Reprisals by the armed forces have often been brutal and indiscriminate, and have resulted in hundreds of extrajudicial executions, mainly of members of the Hutu ethnic group. Much of this violence has been committed in zones where the local civilian and military authorities had ordered the civilian population to leave the area because of counterinsurgency operations. The continued impunity of the armed forces and the weakness of the Burundian judicial system are important contributing factors to the violence.

Some different viewpoints are expressed in the media, although they operate under significant self-censorship and the opposition press functions sporadically. The government-operated radio station allows a measure of diversity. The European Union has funded a radio station. The Hutu extremist radio broadcasts sporadically and has a limited listening range.

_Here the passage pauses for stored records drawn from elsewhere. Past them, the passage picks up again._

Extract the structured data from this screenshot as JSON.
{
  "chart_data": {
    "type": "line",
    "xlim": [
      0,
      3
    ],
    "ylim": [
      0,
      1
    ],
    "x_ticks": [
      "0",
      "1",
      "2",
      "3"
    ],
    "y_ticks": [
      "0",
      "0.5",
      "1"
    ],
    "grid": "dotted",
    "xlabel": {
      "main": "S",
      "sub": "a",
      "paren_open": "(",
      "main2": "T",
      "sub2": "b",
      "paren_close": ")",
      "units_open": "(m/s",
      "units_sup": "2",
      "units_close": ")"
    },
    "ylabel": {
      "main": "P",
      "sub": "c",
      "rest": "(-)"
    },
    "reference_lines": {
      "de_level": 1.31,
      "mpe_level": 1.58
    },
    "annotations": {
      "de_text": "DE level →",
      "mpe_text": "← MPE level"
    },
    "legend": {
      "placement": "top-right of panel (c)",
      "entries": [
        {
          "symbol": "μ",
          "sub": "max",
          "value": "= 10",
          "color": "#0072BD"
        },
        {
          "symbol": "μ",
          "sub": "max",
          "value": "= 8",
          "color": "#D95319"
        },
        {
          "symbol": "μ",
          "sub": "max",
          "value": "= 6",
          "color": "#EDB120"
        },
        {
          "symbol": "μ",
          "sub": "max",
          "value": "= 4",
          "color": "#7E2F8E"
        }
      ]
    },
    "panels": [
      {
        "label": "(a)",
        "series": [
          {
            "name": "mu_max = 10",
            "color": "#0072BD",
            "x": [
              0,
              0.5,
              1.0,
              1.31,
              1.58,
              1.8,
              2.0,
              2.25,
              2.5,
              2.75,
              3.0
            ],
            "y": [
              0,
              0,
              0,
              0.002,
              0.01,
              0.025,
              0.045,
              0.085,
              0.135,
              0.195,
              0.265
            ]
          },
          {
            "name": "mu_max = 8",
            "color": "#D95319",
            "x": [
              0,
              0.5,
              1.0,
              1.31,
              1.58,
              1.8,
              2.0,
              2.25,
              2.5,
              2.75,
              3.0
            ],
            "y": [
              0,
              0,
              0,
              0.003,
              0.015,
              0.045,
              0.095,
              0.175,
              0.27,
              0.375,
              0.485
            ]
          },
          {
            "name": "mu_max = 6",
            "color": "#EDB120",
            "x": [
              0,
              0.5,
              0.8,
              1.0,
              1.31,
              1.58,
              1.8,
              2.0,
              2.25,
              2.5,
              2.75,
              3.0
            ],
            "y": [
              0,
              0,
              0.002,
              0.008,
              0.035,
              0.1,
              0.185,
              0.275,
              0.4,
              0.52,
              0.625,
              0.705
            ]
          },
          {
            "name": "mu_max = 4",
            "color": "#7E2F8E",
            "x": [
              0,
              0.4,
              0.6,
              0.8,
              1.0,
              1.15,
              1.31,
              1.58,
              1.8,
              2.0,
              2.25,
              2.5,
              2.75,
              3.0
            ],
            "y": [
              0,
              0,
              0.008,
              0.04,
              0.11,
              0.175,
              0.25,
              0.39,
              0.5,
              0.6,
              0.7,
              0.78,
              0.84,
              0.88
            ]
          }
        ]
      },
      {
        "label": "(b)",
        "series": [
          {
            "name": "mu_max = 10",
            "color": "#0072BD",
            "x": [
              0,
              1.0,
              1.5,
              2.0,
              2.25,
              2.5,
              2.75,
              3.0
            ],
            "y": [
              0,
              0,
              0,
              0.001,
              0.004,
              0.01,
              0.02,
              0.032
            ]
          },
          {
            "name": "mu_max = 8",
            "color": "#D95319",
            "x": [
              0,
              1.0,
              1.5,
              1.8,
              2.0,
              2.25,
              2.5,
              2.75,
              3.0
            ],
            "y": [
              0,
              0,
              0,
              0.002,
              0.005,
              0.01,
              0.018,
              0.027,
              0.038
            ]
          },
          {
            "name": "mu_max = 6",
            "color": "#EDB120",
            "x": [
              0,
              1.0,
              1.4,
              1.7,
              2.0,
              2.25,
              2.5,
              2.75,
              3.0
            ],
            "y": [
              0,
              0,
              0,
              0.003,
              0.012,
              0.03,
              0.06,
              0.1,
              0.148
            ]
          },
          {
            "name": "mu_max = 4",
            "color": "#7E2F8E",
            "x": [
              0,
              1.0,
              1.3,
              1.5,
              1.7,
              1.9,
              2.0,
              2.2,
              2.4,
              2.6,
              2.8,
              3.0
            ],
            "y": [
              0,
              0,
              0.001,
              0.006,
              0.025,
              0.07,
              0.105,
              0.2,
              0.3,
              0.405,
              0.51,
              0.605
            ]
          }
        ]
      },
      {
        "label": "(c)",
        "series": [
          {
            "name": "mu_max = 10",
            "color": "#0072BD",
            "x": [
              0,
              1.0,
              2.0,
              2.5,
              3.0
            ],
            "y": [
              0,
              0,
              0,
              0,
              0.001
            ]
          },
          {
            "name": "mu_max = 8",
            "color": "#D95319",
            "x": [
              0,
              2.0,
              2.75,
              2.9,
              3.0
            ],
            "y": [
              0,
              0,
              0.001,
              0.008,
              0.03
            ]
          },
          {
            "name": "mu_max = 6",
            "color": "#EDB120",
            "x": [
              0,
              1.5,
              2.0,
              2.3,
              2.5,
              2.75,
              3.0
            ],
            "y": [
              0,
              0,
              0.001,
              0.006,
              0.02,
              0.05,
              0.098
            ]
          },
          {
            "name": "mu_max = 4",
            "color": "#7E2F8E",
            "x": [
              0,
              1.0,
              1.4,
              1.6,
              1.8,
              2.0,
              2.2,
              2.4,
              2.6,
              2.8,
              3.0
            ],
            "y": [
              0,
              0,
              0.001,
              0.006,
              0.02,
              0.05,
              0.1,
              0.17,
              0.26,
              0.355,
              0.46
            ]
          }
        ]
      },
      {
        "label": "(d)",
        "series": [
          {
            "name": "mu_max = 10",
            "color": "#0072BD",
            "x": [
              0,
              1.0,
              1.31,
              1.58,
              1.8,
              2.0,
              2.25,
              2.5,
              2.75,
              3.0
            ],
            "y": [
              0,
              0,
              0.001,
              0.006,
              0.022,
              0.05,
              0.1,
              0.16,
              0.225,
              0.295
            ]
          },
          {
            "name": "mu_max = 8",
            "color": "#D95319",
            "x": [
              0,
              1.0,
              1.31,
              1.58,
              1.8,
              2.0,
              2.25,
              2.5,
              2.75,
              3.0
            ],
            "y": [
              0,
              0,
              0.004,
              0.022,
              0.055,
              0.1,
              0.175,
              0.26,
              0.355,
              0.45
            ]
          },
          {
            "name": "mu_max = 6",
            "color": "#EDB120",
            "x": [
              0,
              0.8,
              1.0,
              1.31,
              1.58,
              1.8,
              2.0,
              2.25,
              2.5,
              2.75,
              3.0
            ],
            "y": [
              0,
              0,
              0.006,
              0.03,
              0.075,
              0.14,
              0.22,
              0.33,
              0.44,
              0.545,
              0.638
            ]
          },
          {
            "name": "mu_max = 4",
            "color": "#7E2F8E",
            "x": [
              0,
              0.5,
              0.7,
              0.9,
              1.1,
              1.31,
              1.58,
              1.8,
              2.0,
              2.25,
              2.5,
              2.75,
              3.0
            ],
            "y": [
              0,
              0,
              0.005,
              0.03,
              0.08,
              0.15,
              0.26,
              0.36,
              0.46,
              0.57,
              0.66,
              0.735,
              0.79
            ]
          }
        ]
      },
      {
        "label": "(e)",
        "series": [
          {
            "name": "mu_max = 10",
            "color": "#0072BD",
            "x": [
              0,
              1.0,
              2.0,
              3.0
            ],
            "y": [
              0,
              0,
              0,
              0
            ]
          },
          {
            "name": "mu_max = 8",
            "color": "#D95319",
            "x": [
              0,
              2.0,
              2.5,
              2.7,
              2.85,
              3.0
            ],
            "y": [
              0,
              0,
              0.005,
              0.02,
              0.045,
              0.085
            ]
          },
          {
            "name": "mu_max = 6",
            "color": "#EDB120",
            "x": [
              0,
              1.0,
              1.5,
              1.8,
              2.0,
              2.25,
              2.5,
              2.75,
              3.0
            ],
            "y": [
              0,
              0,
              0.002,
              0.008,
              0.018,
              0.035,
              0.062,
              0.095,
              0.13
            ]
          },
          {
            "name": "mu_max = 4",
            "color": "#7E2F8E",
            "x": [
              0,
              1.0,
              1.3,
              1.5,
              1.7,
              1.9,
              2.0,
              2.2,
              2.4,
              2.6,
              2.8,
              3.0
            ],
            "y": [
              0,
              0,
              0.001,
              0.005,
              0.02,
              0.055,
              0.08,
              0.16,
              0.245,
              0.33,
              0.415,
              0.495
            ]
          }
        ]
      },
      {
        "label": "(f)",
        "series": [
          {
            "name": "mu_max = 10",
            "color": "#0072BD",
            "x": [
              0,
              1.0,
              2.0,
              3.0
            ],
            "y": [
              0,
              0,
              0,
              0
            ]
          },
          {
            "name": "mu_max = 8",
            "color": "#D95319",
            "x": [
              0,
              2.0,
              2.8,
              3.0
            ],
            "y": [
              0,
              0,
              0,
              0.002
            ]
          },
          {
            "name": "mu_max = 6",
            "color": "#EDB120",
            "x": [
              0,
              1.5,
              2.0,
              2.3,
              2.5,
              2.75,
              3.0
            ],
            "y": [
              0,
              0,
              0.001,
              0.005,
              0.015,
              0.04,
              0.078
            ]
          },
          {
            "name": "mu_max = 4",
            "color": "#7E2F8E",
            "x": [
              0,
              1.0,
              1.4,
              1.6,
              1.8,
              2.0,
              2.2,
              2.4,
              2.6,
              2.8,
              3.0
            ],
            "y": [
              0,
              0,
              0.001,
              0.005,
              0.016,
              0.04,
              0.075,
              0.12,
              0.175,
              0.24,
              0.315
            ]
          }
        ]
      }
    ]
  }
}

Constitutional protections for unionization are in place, and the right to strike is protected by the labor code. The Organization of Free Unions of Burundi is the sole labor confederation and has been independent since the rise of the multiparty system in 1992. Most union members are civil servants and have bargained collectively with the government. Freedom of religion is generally observed.

Women have limited opportunities for advancement in the economic and political spheres, especially in the rural areas. Only 5 percent of females, for example, are enrolled in secondary school. Burundi's mainly subsistence economy is estimated to have contracted by 25 percent over the last five years. The five-year conflict and the two years of economic sanctions imposed by neighboring states have crippled the economy (25 percent cumulative negative real gross domestic product growth over the last five years), and worsened social indicators. Over the five years of conflict and economic sanctions, poverty has increased by 80 percent in rural areas and more than doubled in urban areas. Child malnutrition is estimated to be at 38 percent, and reported cases of major endemic diseases have increased by over 200 percent since 1993. Access to basic social and health services has been severely diminished.